5. Visualization & Dashboards
Once you have Prometheus collecting container, pod, node, and cluster metrics, you can visualize them:
- Grafana:
- Very common with Prometheus.
- Community dashboards for Kubernetes out of the box (includes cluster overview, node metrics, pod resource usage, etc.).
- Additional dashboards available for kube-state-metrics, cAdvisor, Node Exporter, etc.
- Splunk Observability, Elastic Stack, Datadog, etc.:
- You can forward Prometheus data (via OpenTelemetry Collector or Prometheus Remote Write) to these platforms.
- Each platform typically provides dashboards and alerting for Kubernetes metrics.
6. Example Deployment Steps (Prometheus Stack)
Here’s a simplified example workflow using Helm:
- Add Repo & Install Prometheus Stack:
helm repo add prometheus-community https://prometheus-community.github.io/helm-charts helm repo update # Install the kube-prometheus-stack (includes Prometheus, Alertmanager, Grafana, Node Exporter, kube-state-metrics, etc.) helm install my-prom-stack prometheus-community/kube-prometheus-stack --namespace monitoring --create-namespace
- Confirm Pods:
kubectl get pods -n monitoring
You should see pods like:- Prometheus server
- Alertmanager
- Node Exporter (DaemonSet)
- kube-state-metrics
- Grafana
- Access Grafana:
- By default, the Helm chart creates a
Service
for Grafana. - You can port-forward to it and log in, or expose it through an Ingress.

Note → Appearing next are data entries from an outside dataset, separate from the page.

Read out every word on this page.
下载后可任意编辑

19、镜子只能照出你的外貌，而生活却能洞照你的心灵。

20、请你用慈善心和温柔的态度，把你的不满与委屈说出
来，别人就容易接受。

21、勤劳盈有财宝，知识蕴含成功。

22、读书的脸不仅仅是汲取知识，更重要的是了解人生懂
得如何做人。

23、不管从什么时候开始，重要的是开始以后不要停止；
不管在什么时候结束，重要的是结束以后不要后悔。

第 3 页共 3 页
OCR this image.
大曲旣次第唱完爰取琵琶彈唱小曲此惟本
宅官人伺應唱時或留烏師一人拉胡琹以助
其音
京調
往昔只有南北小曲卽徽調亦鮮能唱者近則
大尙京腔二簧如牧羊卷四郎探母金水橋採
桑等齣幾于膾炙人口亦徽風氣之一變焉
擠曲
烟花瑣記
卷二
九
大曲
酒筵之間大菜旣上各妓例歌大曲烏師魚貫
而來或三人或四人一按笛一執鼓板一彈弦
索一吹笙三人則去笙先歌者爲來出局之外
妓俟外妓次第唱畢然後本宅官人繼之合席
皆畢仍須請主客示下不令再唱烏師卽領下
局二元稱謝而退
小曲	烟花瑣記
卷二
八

kubectl port-forward svc/my-prom-stack-grafana 3000:80 -n monitoring
Then open http://localhost:3000. - By default, the Helm chart creates a
- Dashboards:
- Grafana has built-in “Kubernetes / Compute Resources” dashboards when using the kube-prometheus-stack.
- You can also import community dashboards from Grafana.com.
7. Additional Best Practices
- RBAC & Security:
- Secure access to kubelet metrics (
/metrics/cadvisor
). - Use SSL/TLS if needed, along with appropriate certificates.
- Restrict who can query your metrics endpoints.
- Secure access to kubelet metrics (
- Limit Over-Collection:
- High-frequency scraping can lead to large data volumes and performance overhead.
- Consider adjusting scrape intervals or sampling strategies.
- Resource Requests & Limits:
- Ensure the Prometheus server has enough CPU/memory to handle the ingestion load.
- Tune retention times, storage volume, and potential remote write solutions.
- High Availability:
- Run multiple Prometheus replicas if you need HA.
- Tools like Thanos or Cortex can replicate data across multiple Prometheus instances.
- Extend with Logs & Tracing:
- For a full observability stack, add log aggregation (e.g., Fluentd, Loki, Splunk) and distributed tracing (e.g., Jaeger, OpenTelemetry).
- This helps correlate metrics with logs and traces for faster root cause analysis.
In Summary
- cAdvisor (built into kubelet) collects container-level CPU/memory metrics.
- Node Exporter provides OS-level metrics from each node.
- kube-state-metrics exposes cluster resource and object metrics.
- Metrics Server is essential for the Horizontal Pod Autoscaler.
- Prometheus (scraping) + Grafana (dashboards) is the most common open-source solution.
By installing these components (often packaged together with the Prometheus Operator or the kube-prometheus-stack Helm chart), you’ll have a comprehensive view of container, pod, node, and cluster-level metrics in Kubernetes, all accessible for visualization and alerting.